Yesterday marked the 50th birthday of the ZIP code.
Initially, the United States Post Office Department (dissolved and replaced with the USPS in 1971) created a two-digit code in 1943, assigning numbers to the country's largest cities. In 1963, the Post Office replaced that with the 5-digit system which became mandatory for second and third class bulk mailers in 1967.
Although it wasn't mandatory for everyone, the USPOD hoped all Americans would adapt to the new system quickly. To assist with that, the department created a series of promotional films and a mascot to accompany the campaign named "Mr. Zip."

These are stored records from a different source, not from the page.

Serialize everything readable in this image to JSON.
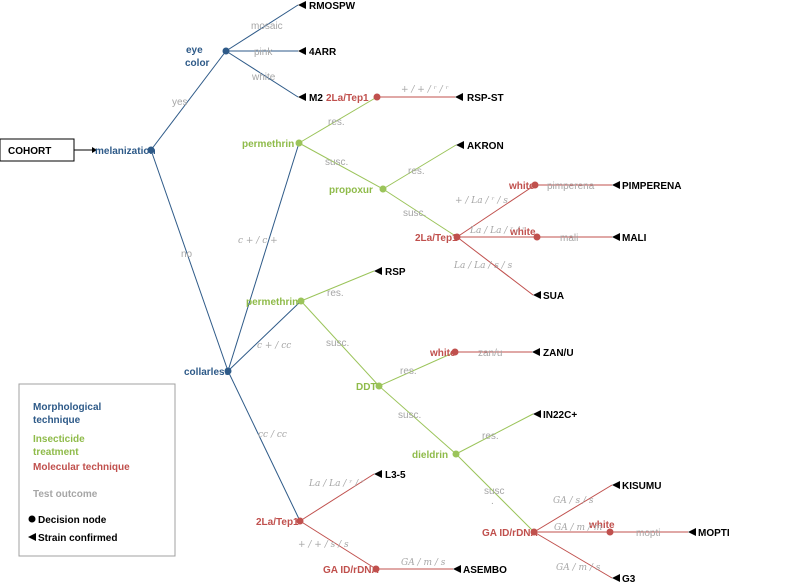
{
  "root": "COHORT",
  "nodes": {
    "melanization": "melanization",
    "eye_color_1": "eye",
    "eye_color_2": "color",
    "collarless": "collarless",
    "permethrin_1": "permethrin",
    "permethrin_2": "permethrin",
    "propoxur": "propoxur",
    "ddt": "DDT",
    "dieldrin": "dieldrin",
    "tep_1": "2La/Tep1",
    "tep_2": "2La/Tep1",
    "tep_3": "2La/Tep1",
    "white_1": "white",
    "white_2": "white",
    "white_3": "white",
    "white_4": "white",
    "gaid_1": "GA ID/rDNA",
    "gaid_2": "GA ID/rDNA"
  },
  "outcomes": {
    "mosaic": "mosaic",
    "pink": "pink",
    "white": "white",
    "yes": "yes",
    "no": "no",
    "res_1": "res.",
    "susc_1": "susc.",
    "res_2": "res.",
    "susc_2": "susc.",
    "res_3": "res.",
    "susc_3": "susc.",
    "res_4": "res.",
    "susc_4": "susc.",
    "res_5": "res.",
    "susc_5": "susc",
    "susc_5_dot": ".",
    "pimperena": "pimperena",
    "mali": "mali",
    "zanu": "zan/u",
    "mopti": "mopti",
    "cc_1": "c + / c +",
    "cc_2": "c + / cc",
    "cc_3": "cc / cc",
    "g_tep1": "+ / + / ʳ / ʳ",
    "g_pim": "+ / La / ʳ / s",
    "g_mali": "La / La / ʳ / ʳ",
    "g_sua": "La / La / s / s",
    "g_l35": "La / La / ʳ / ʳ",
    "g_asembo_tep": "+ / + / s / s",
    "g_asembo": "GA / m / s",
    "g_kisumu": "GA / s / s",
    "g_mopti": "GA / m / m",
    "g_g3": "GA / m / s"
  },
  "strains": {
    "rmospw": "RMOSPW",
    "arr": "4ARR",
    "m2": "M2",
    "rspst": "RSP-ST",
    "akron": "AKRON",
    "pimperena": "PIMPERENA",
    "mali": "MALI",
    "sua": "SUA",
    "rsp": "RSP",
    "zanu": "ZAN/U",
    "in22c": "IN22C+",
    "l35": "L3-5",
    "asembo": "ASEMBO",
    "kisumu": "KISUMU",
    "mopti": "MOPTI",
    "g3": "G3"
  },
  "legend": {
    "morph_1": "Morphological",
    "morph_2": "technique",
    "insect_1": "Insecticide",
    "insect_2": "treatment",
    "molecular": "Molecular technique",
    "test": "Test outcome",
    "decision": "Decision node",
    "strain": "Strain confirmed"
  },
  "colors": {
    "morphological": "#2e5a88",
    "insecticide": "#9bc45a",
    "molecular": "#c0504d",
    "outcome": "#a6a6a6"
  }
}
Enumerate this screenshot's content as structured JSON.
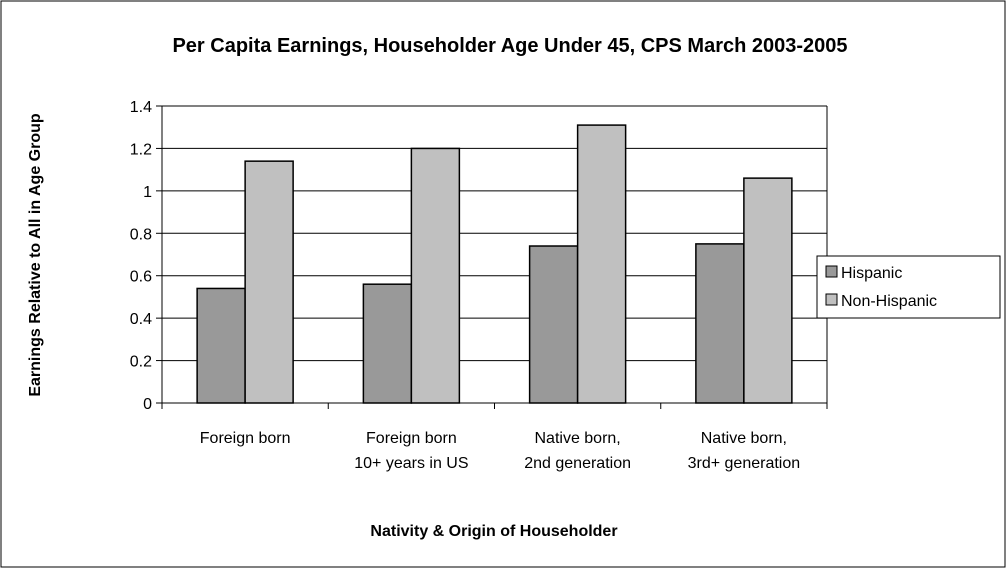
{
  "chart_data": {
    "type": "bar",
    "title": "Per Capita Earnings, Householder Age Under 45, CPS March 2003-2005",
    "x_label": "Nativity & Origin of Householder",
    "y_label": "Earnings Relative to All in Age Group",
    "categories": [
      "Foreign born",
      "Foreign born 10+ years in US",
      "Native born, 2nd generation",
      "Native born, 3rd+ generation"
    ],
    "series": [
      {
        "name": "Hispanic",
        "color": "#999999",
        "values": [
          0.54,
          0.56,
          0.74,
          0.75
        ]
      },
      {
        "name": "Non-Hispanic",
        "color": "#c0c0c0",
        "values": [
          1.14,
          1.2,
          1.31,
          1.06
        ]
      }
    ],
    "ylim": [
      0,
      1.4
    ],
    "yticks": [
      0,
      0.2,
      0.4,
      0.6,
      0.8,
      1,
      1.2,
      1.4
    ],
    "grid": true,
    "legend": "right"
  }
}
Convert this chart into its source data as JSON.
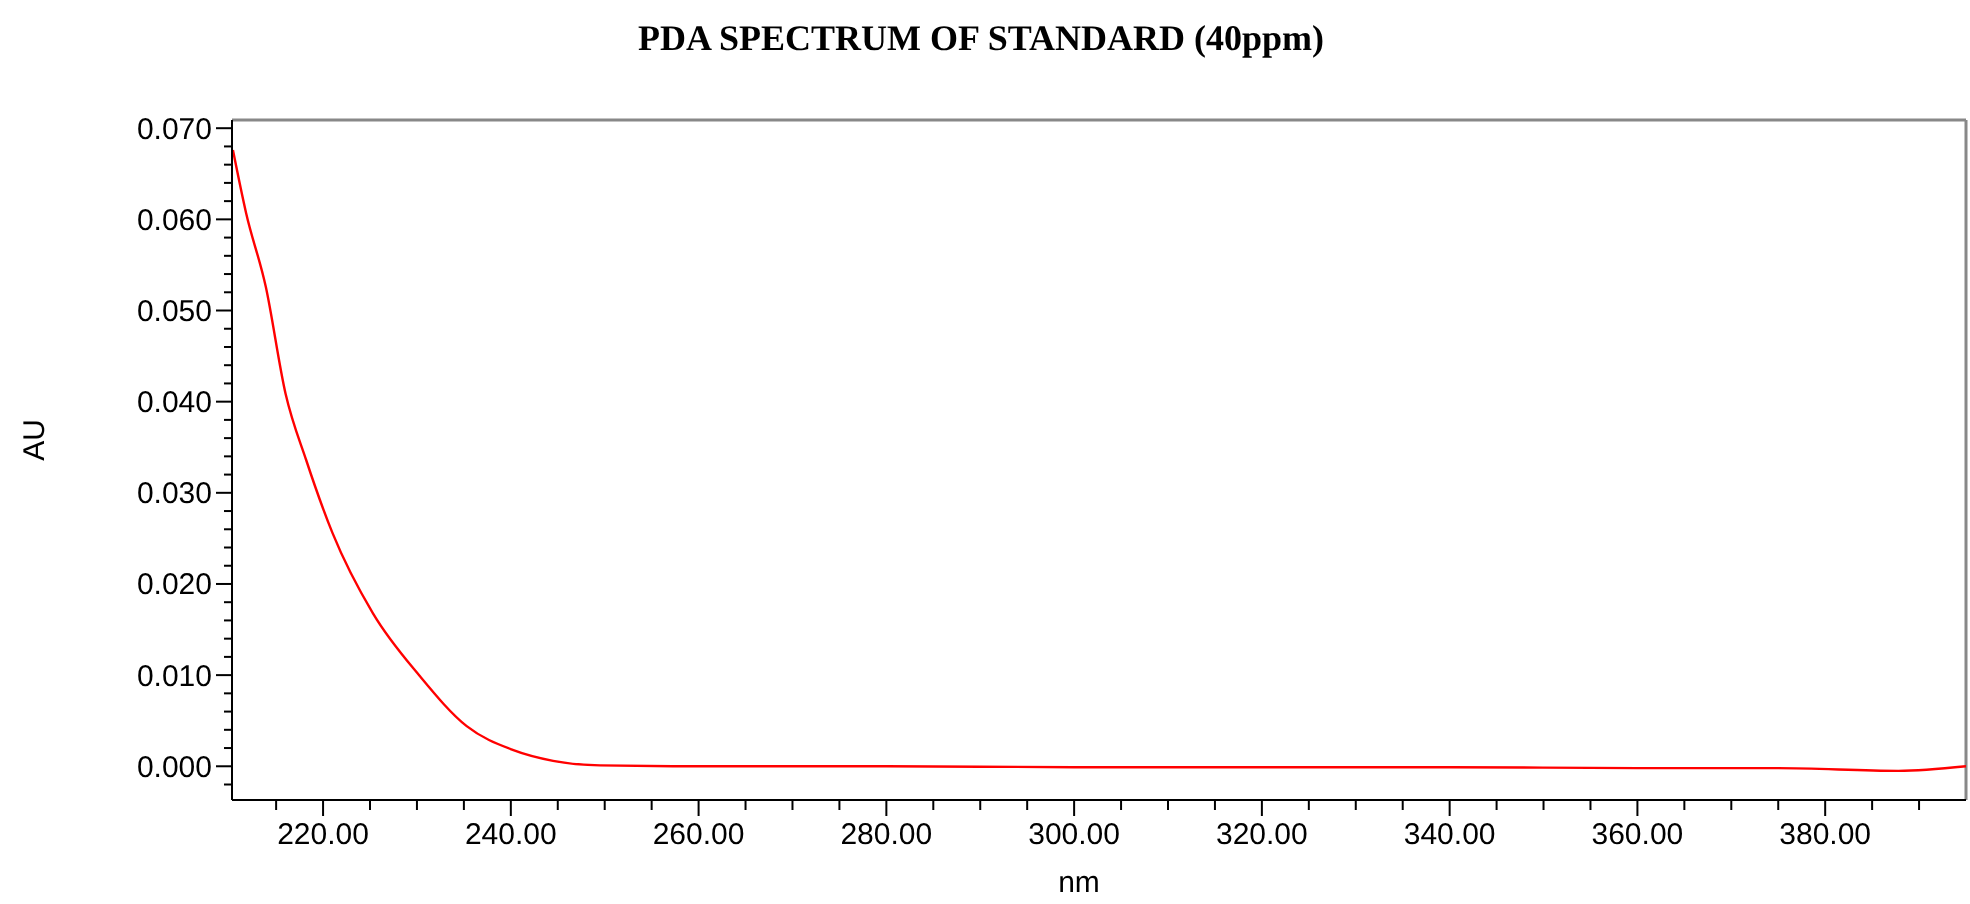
{
  "chart_data": {
    "type": "line",
    "title": "PDA SPECTRUM OF STANDARD (40ppm)",
    "xlabel": "nm",
    "ylabel": "AU",
    "xlim": [
      210.3,
      395
    ],
    "ylim": [
      -0.0037,
      0.0709
    ],
    "xticks": [
      {
        "value": 215,
        "label": null
      },
      {
        "value": 220,
        "label": "220.00"
      },
      {
        "value": 225,
        "label": null
      },
      {
        "value": 230,
        "label": null
      },
      {
        "value": 235,
        "label": null
      },
      {
        "value": 240,
        "label": "240.00"
      },
      {
        "value": 245,
        "label": null
      },
      {
        "value": 250,
        "label": null
      },
      {
        "value": 255,
        "label": null
      },
      {
        "value": 260,
        "label": "260.00"
      },
      {
        "value": 265,
        "label": null
      },
      {
        "value": 270,
        "label": null
      },
      {
        "value": 275,
        "label": null
      },
      {
        "value": 280,
        "label": "280.00"
      },
      {
        "value": 285,
        "label": null
      },
      {
        "value": 290,
        "label": null
      },
      {
        "value": 295,
        "label": null
      },
      {
        "value": 300,
        "label": "300.00"
      },
      {
        "value": 305,
        "label": null
      },
      {
        "value": 310,
        "label": null
      },
      {
        "value": 315,
        "label": null
      },
      {
        "value": 320,
        "label": "320.00"
      },
      {
        "value": 325,
        "label": null
      },
      {
        "value": 330,
        "label": null
      },
      {
        "value": 335,
        "label": null
      },
      {
        "value": 340,
        "label": "340.00"
      },
      {
        "value": 345,
        "label": null
      },
      {
        "value": 350,
        "label": null
      },
      {
        "value": 355,
        "label": null
      },
      {
        "value": 360,
        "label": "360.00"
      },
      {
        "value": 365,
        "label": null
      },
      {
        "value": 370,
        "label": null
      },
      {
        "value": 375,
        "label": null
      },
      {
        "value": 380,
        "label": "380.00"
      },
      {
        "value": 385,
        "label": null
      },
      {
        "value": 390,
        "label": null
      }
    ],
    "yticks": [
      {
        "value": -0.002,
        "label": null
      },
      {
        "value": 0,
        "label": "0.000"
      },
      {
        "value": 0.002,
        "label": null
      },
      {
        "value": 0.004,
        "label": null
      },
      {
        "value": 0.006,
        "label": null
      },
      {
        "value": 0.008,
        "label": null
      },
      {
        "value": 0.01,
        "label": "0.010"
      },
      {
        "value": 0.012,
        "label": null
      },
      {
        "value": 0.014,
        "label": null
      },
      {
        "value": 0.016,
        "label": null
      },
      {
        "value": 0.018,
        "label": null
      },
      {
        "value": 0.02,
        "label": "0.020"
      },
      {
        "value": 0.022,
        "label": null
      },
      {
        "value": 0.024,
        "label": null
      },
      {
        "value": 0.026,
        "label": null
      },
      {
        "value": 0.028,
        "label": null
      },
      {
        "value": 0.03,
        "label": "0.030"
      },
      {
        "value": 0.032,
        "label": null
      },
      {
        "value": 0.034,
        "label": null
      },
      {
        "value": 0.036,
        "label": null
      },
      {
        "value": 0.038,
        "label": null
      },
      {
        "value": 0.04,
        "label": "0.040"
      },
      {
        "value": 0.042,
        "label": null
      },
      {
        "value": 0.044,
        "label": null
      },
      {
        "value": 0.046,
        "label": null
      },
      {
        "value": 0.048,
        "label": null
      },
      {
        "value": 0.05,
        "label": "0.050"
      },
      {
        "value": 0.052,
        "label": null
      },
      {
        "value": 0.054,
        "label": null
      },
      {
        "value": 0.056,
        "label": null
      },
      {
        "value": 0.058,
        "label": null
      },
      {
        "value": 0.06,
        "label": "0.060"
      },
      {
        "value": 0.062,
        "label": null
      },
      {
        "value": 0.064,
        "label": null
      },
      {
        "value": 0.066,
        "label": null
      },
      {
        "value": 0.068,
        "label": null
      },
      {
        "value": 0.07,
        "label": "0.070"
      }
    ],
    "grid": false,
    "series": [
      {
        "color": "#ff0000",
        "x": [
          210.4,
          211.8,
          213.9,
          216.0,
          218.2,
          221.0,
          225.3,
          230.3,
          235.3,
          240.2,
          244.5,
          249.5,
          260,
          280,
          300,
          320,
          340,
          360,
          375,
          387.8,
          395
        ],
        "values": [
          0.0676,
          0.0607,
          0.0526,
          0.0409,
          0.0336,
          0.0256,
          0.0168,
          0.0099,
          0.0044,
          0.0018,
          0.0006,
          0.0001,
          0.0,
          0.0,
          -0.0001,
          -0.0001,
          -0.0001,
          -0.0002,
          -0.0002,
          -0.0005,
          0.0
        ]
      }
    ]
  }
}
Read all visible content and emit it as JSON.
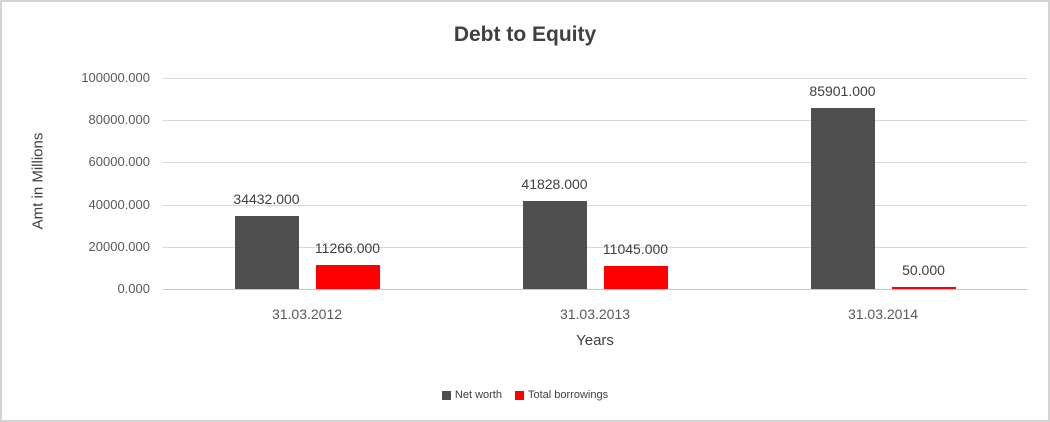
{
  "chart_data": {
    "type": "bar",
    "title": "Debt to Equity",
    "xlabel": "Years",
    "ylabel": "Amt in Millions",
    "categories": [
      "31.03.2012",
      "31.03.2013",
      "31.03.2014"
    ],
    "series": [
      {
        "name": "Net worth",
        "color": "#4f4f4f",
        "values": [
          34432,
          41828,
          85901
        ],
        "data_labels": [
          "34432.000",
          "41828.000",
          "85901.000"
        ]
      },
      {
        "name": "Total borrowings",
        "color": "#ff0000",
        "values": [
          11266,
          11045,
          50
        ],
        "data_labels": [
          "11266.000",
          "11045.000",
          "50.000"
        ]
      }
    ],
    "ylim": [
      0,
      100000
    ],
    "yticks": [
      {
        "value": 0,
        "label": "0.000"
      },
      {
        "value": 20000,
        "label": "20000.000"
      },
      {
        "value": 40000,
        "label": "40000.000"
      },
      {
        "value": 60000,
        "label": "60000.000"
      },
      {
        "value": 80000,
        "label": "80000.000"
      },
      {
        "value": 100000,
        "label": "100000.000"
      }
    ],
    "grid": true,
    "legend_position": "bottom"
  },
  "style_colors": {
    "title_text": "#404040",
    "axis_tick_text": "#595959",
    "axis_title_text": "#404040",
    "data_label_text": "#404040",
    "legend_text": "#404040",
    "gridline": "#d9d9d9",
    "axis_line": "#c6c6c6",
    "chart_border": "#d4d4d4",
    "background": "#ffffff"
  }
}
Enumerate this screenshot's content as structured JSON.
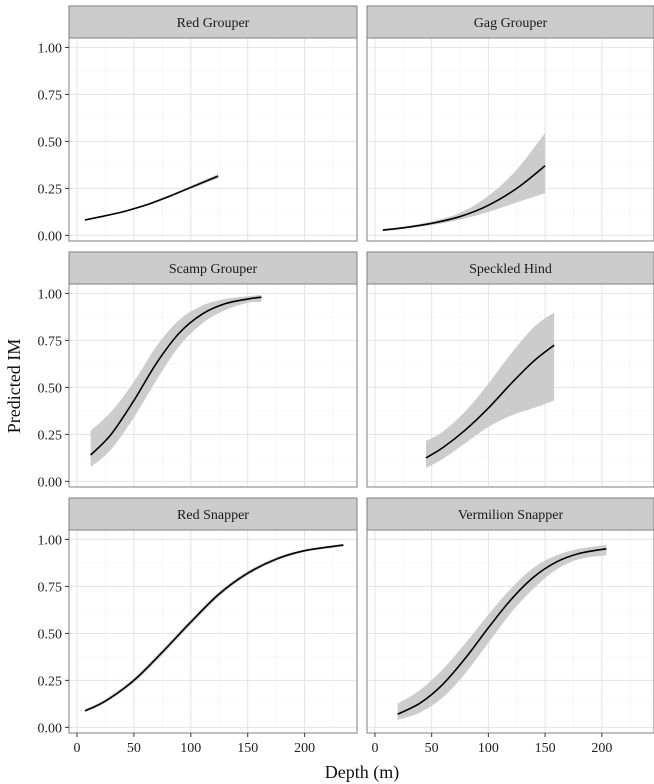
{
  "chart_data": {
    "type": "line",
    "layout": "facet-grid-3x2",
    "xlabel": "Depth (m)",
    "ylabel": "Predicted IM",
    "xlim": [
      -7,
      246
    ],
    "ylim": [
      -0.03,
      1.05
    ],
    "x_ticks": [
      0,
      50,
      100,
      150,
      200
    ],
    "x_tick_labels": [
      "0",
      "50",
      "100",
      "150",
      "200"
    ],
    "y_ticks": [
      0,
      0.25,
      0.5,
      0.75,
      1
    ],
    "y_tick_labels": [
      "0.00",
      "0.25",
      "0.50",
      "0.75",
      "1.00"
    ],
    "grid": true,
    "band": "95% confidence interval (grey ribbon)",
    "colors": {
      "line": "#000000",
      "band": "#cccccc",
      "strip": "#cccccc",
      "grid_major": "#e3e3e3",
      "grid_minor": "#f2f2f2",
      "border": "#7f7f7f"
    },
    "panels": [
      {
        "title": "Red Grouper",
        "x": [
          7,
          20,
          40,
          60,
          80,
          100,
          124
        ],
        "y": [
          0.082,
          0.098,
          0.125,
          0.16,
          0.205,
          0.255,
          0.315
        ],
        "lower": [
          0.08,
          0.095,
          0.121,
          0.155,
          0.198,
          0.247,
          0.303
        ],
        "upper": [
          0.085,
          0.101,
          0.129,
          0.165,
          0.212,
          0.264,
          0.326
        ]
      },
      {
        "title": "Gag Grouper",
        "x": [
          7,
          25,
          50,
          75,
          100,
          125,
          150
        ],
        "y": [
          0.028,
          0.04,
          0.064,
          0.1,
          0.16,
          0.25,
          0.37
        ],
        "lower": [
          0.022,
          0.034,
          0.055,
          0.084,
          0.125,
          0.175,
          0.225
        ],
        "upper": [
          0.034,
          0.047,
          0.074,
          0.12,
          0.21,
          0.35,
          0.545
        ]
      },
      {
        "title": "Scamp Grouper",
        "x": [
          12,
          30,
          50,
          70,
          90,
          110,
          130,
          150,
          162
        ],
        "y": [
          0.14,
          0.25,
          0.43,
          0.63,
          0.79,
          0.89,
          0.945,
          0.97,
          0.98
        ],
        "lower": [
          0.075,
          0.17,
          0.34,
          0.54,
          0.72,
          0.84,
          0.91,
          0.95,
          0.955
        ],
        "upper": [
          0.27,
          0.37,
          0.53,
          0.72,
          0.86,
          0.935,
          0.97,
          0.985,
          0.992
        ]
      },
      {
        "title": "Speckled Hind",
        "x": [
          45,
          60,
          80,
          100,
          120,
          140,
          158
        ],
        "y": [
          0.125,
          0.18,
          0.275,
          0.39,
          0.52,
          0.64,
          0.725
        ],
        "lower": [
          0.07,
          0.12,
          0.205,
          0.29,
          0.35,
          0.39,
          0.43
        ],
        "upper": [
          0.215,
          0.265,
          0.375,
          0.52,
          0.68,
          0.82,
          0.9
        ]
      },
      {
        "title": "Red Snapper",
        "x": [
          7,
          25,
          50,
          75,
          100,
          125,
          150,
          175,
          200,
          234
        ],
        "y": [
          0.088,
          0.14,
          0.25,
          0.4,
          0.56,
          0.71,
          0.82,
          0.895,
          0.94,
          0.97
        ],
        "lower": [
          0.081,
          0.131,
          0.238,
          0.386,
          0.546,
          0.697,
          0.809,
          0.886,
          0.933,
          0.962
        ],
        "upper": [
          0.095,
          0.15,
          0.262,
          0.414,
          0.574,
          0.723,
          0.831,
          0.904,
          0.947,
          0.977
        ]
      },
      {
        "title": "Vermilion Snapper",
        "x": [
          20,
          40,
          60,
          80,
          100,
          120,
          140,
          160,
          180,
          204
        ],
        "y": [
          0.07,
          0.13,
          0.23,
          0.37,
          0.53,
          0.68,
          0.8,
          0.88,
          0.925,
          0.95
        ],
        "lower": [
          0.04,
          0.08,
          0.16,
          0.29,
          0.45,
          0.61,
          0.74,
          0.84,
          0.895,
          0.915
        ],
        "upper": [
          0.125,
          0.2,
          0.31,
          0.45,
          0.6,
          0.74,
          0.85,
          0.915,
          0.95,
          0.97
        ]
      }
    ]
  }
}
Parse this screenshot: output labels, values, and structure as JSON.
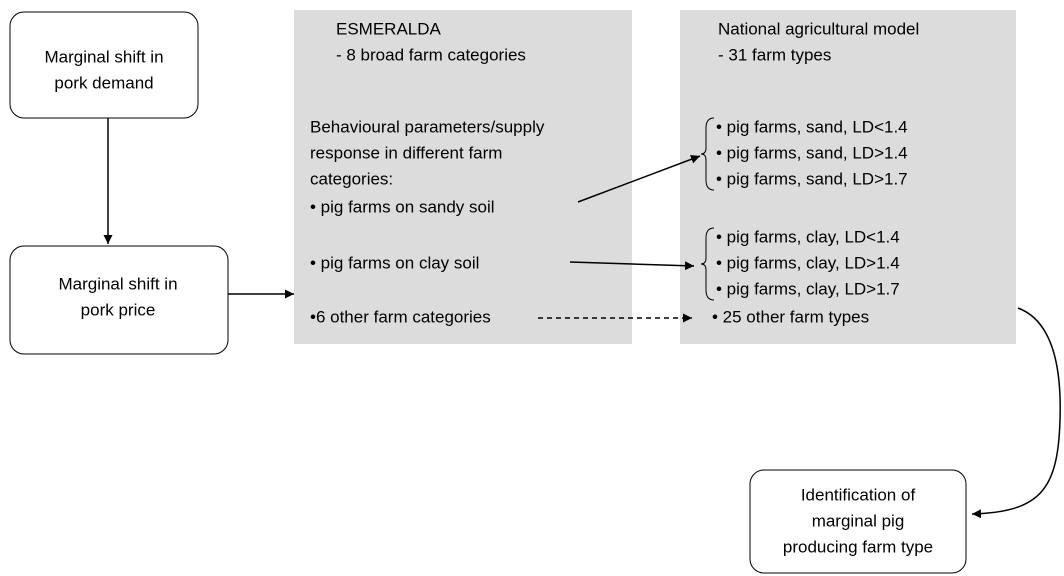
{
  "demand_box": {
    "lines": [
      "Marginal shift in",
      "pork demand"
    ]
  },
  "price_box": {
    "lines": [
      "Marginal shift in",
      "pork price"
    ]
  },
  "esmeralda": {
    "title": "ESMERALDA",
    "subtitle": "- 8 broad farm categories",
    "description": [
      "Behavioural parameters/supply",
      "response in different farm",
      "categories:"
    ],
    "items": [
      "• pig farms on sandy soil",
      "• pig farms on clay soil",
      "•6 other farm categories"
    ]
  },
  "national_model": {
    "title": "National agricultural model",
    "subtitle": "- 31 farm types",
    "sand_types": [
      "• pig farms, sand, LD<1.4",
      "• pig farms, sand, LD>1.4",
      "• pig farms, sand, LD>1.7"
    ],
    "clay_types": [
      "• pig farms, clay, LD<1.4",
      "• pig farms, clay, LD>1.4",
      "• pig farms, clay, LD>1.7"
    ],
    "other_types": "•  25 other farm types"
  },
  "result_box": {
    "lines": [
      "Identification of",
      "marginal pig",
      "producing farm type"
    ]
  }
}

This brief video (with a Mr. Zip cameo) breaks down the code system, showing how each digit represents either a region (the first number), a city (the next two numbers) and the post office that the parcel is being sent to (the last two numbers):
But no USPOD PSA showed nearly as much enthusiasm for the new ZIP code system as much as its 15 minute, "Swinging Six" film created in 1967:
The video shifts back and forth between a narrator and a folk-singing sextet, each preaching the virtues of the "five trailblazing numbers," that "launch every piece of mail with space age speed and precision."
The folk singers share stories that help us see how ZIP codes affect our personal lives. One story is about a New York City man in long-distance relationships with women from "Frisco Bay." In the pre-ZIP code world, letters fail to arrive in time, leaving the woman no choice but to start dating local men. He learns his lesson however, using a ZIP code for his letters to a new love; these letters arrive faster and prevent "Frisco Bay" competition from swooping in.
Another musical number later in the film reminds us that we have terrible handwriting, confusing postal workers and increasing the chances of letters not reaching the intended destination. The obvious solution? The ZIP code, of course, as well as the equally new, two letter abbreviation for each state.
50 years since the introduction of the ZIP code, its purpose stretches well beyond efficient mail delivery, becoming an indicator of how wealthy we are, how much crime is in our neighborhoods, or even whether or not we'll qualify for food stamps after a natural disaster hits us. Those five numbers have ended up meaning a lot more to Americans than Mr. Zip or the "Swinging Six" ever imagined.